Если не считать его работ, принадлежащих семейству Ольпер, из произведений Амедео Модильяни, созданных тогда в Венеции, сохранилось, увы, немногое. По воспоминаниям его сестры Маргериты, он систематически уничтожал все следы каждой новой своей попытки выработать оригинальную манеру, так как всякий раз оставался неудовлетворенным и перед ним уже начинало брезжить новое решение. Это подтверждает и аннотация, посвященная ему в экспозиции Французской галереи: «Первые полотна Модильяни, имеющиеся в нашем распоряжении и несущие отпечаток различных влияний, относятся к 1908 году, поскольку работы, созданные ранее в Италии, уничтожены по воле самого художника». Однако некоторые из них все-таки избежали подобной участи, в основном портреты, вероятно подаренные или даже проданные в свое время им самим, а потому более не принадлежавшие своему взыскательному создателю.
Так, сохранился портрет его знакомой, сидящей в позе, излюбленной художниками венской школы. Речь идет о портрете Альбертины Ольпер, дочки его ливорнского преподавателя латыни, дружившей с семейством Модильяни. Став позднее преподавателем сама, Альбертина Ольпер с 1893 года вела курс литературы в венецианской Высшей школе преподавания и проживала в приходе Сан-Марко недалеко от Амедео. Тогда-то он и написал этот красивый портрет в ярких тонах, пользуясь таким удобным обстоятельством, как близкое соседство и давняя дружба. Имеется портрет трагической актрисы Элеоноры Дузе, музы Габриэле Д’Аннунцио, одного из любимых авторов Модильяни, в письмах которого ощутимо подражание пышной патетической стилистике свойственного этому писателю неоромантизма. Уцелел и портрет Фабио Мауроннера, приятеля Амедео, — монохромная пастель, выставлявшаяся на бьеннале 1930 года вместе с портретом Амедео кисти самого Фабио. Собратья-художники позировали друг другу.
Свидетельством присущей Модильяни обостренной тонкости чувства является то, что у него очень мало работ, чьи модели неизвестны. Этот художник предпочитает запечатлевать на своих полотнах тех, кого знает лично или к кому горячо привязан. Хотя оппозиция «линия-объем» все еще остается для него главной проблемой, в своих поисках новых цветовых соотношений он продвинулся довольно далеко: теперь его палитра почти монохромна, но живопись — легкая и пламенеющая.
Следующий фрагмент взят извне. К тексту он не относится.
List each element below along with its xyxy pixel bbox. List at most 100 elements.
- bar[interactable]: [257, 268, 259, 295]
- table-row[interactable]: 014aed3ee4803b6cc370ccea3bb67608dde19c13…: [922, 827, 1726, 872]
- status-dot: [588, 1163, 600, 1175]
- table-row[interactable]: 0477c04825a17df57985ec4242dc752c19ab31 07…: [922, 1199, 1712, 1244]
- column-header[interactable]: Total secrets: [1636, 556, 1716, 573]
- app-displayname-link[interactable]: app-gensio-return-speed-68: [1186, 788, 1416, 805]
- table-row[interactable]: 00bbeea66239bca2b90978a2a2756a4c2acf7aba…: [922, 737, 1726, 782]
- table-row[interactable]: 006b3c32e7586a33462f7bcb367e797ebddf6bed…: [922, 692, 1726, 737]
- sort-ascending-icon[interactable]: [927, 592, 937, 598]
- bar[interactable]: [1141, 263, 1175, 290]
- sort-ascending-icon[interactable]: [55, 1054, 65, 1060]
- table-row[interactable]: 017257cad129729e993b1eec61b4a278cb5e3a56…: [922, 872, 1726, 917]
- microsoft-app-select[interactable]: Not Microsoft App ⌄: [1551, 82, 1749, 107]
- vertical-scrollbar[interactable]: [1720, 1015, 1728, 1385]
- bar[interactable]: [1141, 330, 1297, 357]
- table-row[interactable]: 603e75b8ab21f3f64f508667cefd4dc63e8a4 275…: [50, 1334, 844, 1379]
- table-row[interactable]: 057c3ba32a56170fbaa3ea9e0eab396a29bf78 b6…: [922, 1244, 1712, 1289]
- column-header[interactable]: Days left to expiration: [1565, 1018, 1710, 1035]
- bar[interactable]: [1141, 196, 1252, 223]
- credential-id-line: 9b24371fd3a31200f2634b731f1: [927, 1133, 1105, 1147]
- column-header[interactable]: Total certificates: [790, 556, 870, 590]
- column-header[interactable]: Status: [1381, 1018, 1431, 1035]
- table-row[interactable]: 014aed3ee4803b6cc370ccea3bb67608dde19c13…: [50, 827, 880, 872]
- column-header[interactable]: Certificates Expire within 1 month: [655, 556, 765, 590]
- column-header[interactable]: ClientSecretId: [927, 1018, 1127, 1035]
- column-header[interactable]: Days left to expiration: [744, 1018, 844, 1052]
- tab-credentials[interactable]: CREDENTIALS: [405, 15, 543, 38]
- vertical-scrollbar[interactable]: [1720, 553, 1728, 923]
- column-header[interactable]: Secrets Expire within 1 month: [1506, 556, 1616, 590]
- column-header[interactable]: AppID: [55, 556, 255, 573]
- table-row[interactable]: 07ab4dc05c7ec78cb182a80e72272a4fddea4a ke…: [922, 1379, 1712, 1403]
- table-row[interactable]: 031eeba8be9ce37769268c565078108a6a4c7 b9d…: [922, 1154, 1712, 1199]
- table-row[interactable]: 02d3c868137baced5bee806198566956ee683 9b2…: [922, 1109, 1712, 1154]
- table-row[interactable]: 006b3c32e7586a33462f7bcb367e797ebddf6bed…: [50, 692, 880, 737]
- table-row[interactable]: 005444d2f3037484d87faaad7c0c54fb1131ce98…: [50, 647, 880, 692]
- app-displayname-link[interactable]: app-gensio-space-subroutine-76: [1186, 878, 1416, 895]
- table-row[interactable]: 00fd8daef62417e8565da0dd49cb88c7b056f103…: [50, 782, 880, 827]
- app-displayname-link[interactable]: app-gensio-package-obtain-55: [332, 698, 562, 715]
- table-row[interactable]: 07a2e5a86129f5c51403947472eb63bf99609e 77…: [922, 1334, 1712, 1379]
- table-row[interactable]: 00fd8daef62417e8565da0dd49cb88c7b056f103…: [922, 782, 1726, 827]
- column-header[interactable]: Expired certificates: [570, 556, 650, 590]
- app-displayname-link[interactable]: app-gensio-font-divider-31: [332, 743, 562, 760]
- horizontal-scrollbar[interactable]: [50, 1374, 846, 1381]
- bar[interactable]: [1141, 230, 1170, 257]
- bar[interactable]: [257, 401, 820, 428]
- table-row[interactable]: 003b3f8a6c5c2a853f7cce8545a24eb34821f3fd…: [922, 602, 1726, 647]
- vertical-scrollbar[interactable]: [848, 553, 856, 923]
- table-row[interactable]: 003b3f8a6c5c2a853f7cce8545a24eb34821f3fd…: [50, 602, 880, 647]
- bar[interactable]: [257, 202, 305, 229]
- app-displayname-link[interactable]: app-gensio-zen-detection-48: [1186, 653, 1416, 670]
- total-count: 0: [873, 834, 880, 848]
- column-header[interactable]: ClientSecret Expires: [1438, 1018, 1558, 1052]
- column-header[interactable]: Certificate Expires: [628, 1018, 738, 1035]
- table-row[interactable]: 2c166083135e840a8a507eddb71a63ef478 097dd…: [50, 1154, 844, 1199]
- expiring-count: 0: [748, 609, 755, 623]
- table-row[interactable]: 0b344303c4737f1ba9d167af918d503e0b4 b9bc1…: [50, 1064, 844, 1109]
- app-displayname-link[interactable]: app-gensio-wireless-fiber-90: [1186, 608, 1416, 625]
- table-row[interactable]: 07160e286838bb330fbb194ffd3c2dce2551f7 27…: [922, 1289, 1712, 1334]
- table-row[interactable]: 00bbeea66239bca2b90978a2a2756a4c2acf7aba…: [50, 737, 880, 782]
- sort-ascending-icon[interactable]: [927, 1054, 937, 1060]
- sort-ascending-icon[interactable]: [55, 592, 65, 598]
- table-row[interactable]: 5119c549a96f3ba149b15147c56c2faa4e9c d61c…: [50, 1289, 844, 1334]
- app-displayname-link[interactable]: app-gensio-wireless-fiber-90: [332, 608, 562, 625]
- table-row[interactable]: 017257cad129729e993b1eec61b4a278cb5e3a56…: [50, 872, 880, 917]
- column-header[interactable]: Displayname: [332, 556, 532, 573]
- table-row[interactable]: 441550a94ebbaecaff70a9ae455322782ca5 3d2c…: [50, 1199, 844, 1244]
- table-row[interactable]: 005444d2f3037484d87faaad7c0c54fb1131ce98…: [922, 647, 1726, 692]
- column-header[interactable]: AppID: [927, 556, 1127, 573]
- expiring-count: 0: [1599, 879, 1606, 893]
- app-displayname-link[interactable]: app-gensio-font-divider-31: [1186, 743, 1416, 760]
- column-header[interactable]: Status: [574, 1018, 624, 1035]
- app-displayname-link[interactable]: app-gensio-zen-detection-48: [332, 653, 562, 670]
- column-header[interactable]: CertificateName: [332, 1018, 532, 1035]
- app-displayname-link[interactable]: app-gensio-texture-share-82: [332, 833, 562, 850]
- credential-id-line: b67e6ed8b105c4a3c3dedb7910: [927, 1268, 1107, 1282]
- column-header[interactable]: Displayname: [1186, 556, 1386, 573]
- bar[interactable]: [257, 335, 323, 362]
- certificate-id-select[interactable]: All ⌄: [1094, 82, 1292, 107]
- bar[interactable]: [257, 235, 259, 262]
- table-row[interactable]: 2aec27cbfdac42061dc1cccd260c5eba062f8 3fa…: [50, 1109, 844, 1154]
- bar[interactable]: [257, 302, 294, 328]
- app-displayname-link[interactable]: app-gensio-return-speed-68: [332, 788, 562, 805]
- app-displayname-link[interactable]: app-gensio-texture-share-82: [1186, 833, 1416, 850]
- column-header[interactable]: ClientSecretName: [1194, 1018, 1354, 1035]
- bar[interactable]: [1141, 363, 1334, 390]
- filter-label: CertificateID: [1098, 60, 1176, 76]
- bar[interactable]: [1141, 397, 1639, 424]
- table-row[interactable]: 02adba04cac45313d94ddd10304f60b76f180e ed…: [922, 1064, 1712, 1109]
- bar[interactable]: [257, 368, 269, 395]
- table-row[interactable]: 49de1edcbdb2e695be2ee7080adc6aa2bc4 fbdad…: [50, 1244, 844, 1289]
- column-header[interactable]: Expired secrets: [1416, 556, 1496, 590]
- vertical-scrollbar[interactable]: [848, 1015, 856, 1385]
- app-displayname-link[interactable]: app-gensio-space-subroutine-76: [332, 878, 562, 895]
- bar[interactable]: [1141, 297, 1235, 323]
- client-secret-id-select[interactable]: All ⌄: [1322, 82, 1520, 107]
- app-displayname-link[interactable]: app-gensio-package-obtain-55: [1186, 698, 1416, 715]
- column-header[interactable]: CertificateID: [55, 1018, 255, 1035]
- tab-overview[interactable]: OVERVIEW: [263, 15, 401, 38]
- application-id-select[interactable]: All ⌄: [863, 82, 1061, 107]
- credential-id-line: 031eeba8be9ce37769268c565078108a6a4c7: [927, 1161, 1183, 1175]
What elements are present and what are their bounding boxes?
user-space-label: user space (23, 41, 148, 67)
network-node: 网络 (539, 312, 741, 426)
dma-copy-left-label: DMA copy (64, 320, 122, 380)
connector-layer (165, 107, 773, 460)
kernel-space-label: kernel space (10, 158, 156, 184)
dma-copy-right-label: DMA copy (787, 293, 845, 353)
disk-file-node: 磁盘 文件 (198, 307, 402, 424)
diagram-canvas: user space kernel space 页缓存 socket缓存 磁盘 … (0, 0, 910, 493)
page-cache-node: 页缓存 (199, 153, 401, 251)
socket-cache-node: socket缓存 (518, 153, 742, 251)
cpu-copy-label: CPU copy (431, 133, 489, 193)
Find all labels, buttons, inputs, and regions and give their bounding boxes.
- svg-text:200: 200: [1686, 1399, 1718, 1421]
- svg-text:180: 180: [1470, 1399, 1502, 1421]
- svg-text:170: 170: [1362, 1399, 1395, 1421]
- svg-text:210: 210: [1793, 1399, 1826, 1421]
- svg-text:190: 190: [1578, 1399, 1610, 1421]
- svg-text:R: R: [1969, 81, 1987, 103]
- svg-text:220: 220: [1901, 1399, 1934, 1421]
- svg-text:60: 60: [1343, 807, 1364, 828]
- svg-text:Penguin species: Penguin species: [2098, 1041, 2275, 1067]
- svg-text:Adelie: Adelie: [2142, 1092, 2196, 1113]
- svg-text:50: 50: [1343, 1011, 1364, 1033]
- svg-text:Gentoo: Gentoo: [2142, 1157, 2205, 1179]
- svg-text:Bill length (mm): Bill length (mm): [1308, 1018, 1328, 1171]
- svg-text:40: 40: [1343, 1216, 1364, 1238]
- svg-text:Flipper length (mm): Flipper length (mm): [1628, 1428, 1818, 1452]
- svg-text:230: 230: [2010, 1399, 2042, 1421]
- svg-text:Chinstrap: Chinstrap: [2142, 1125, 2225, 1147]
Венецианская эпопея продлилась три года, перемежаясь, однако, частыми возвращениями в Ливорно. Хотелось повидать семью и бывших соучеников по мастерской Микели. Луэлина Ллойда, блистательно продвигавшегося вперед в рамках ставшего привычным дивизионизма, Джино Ромити, который все отчетливее превращался в прямого последователя Фаттори, Манлио Мартинелли, остававшегося верным своему призванию пейзажиста, Ренато Натали, никогда не писавшего с натуры и занимавшегося в основном тщательным запоминанием картинок простонародной жизни, быта завсегдатаев кафе, публичных домов, уличных бродяг, чтобы потом, уже в мастерской, все это переносить на полотно. Натали обладал даром веселой общительности, непосредственностью, верной рукой, и его художественная манера приводила Амедео в восторг. В свой черед и Ренато восхищался многосторонностью Модильяни, тонкостью и эрудицией, наконец, обостренной чувственностью его мазка. Однако для Дэдо чем дальше, тем удушливей становилась мещански-провинциальная атмосфера, царившая в Ливорно. Там ему хотелось только одного: как можно скорее уехать, подышать воздухом свободы. В начале 1904 года он и Ренато решают отправиться в Венецию вместе.
На этот раз Амедео обосновался в маленькой — около полусотни квадратных метров — мастерской, расположенной в полуподвале на уровне канала и выходящей на Кампьелло-Чентопьерре. Он, как гид, водит приятеля по городу, показывает ему галереи, музеи, знакомит с шедеврами старых мастеров. Они обмениваются впечатлениями. Но Амедео в силу сугубой цельности натуры и идеалистической категоричности не выносит точек зрения, не совпадающих с его собственной, поэтому споры становятся все горячее, порой переходя в ссоры.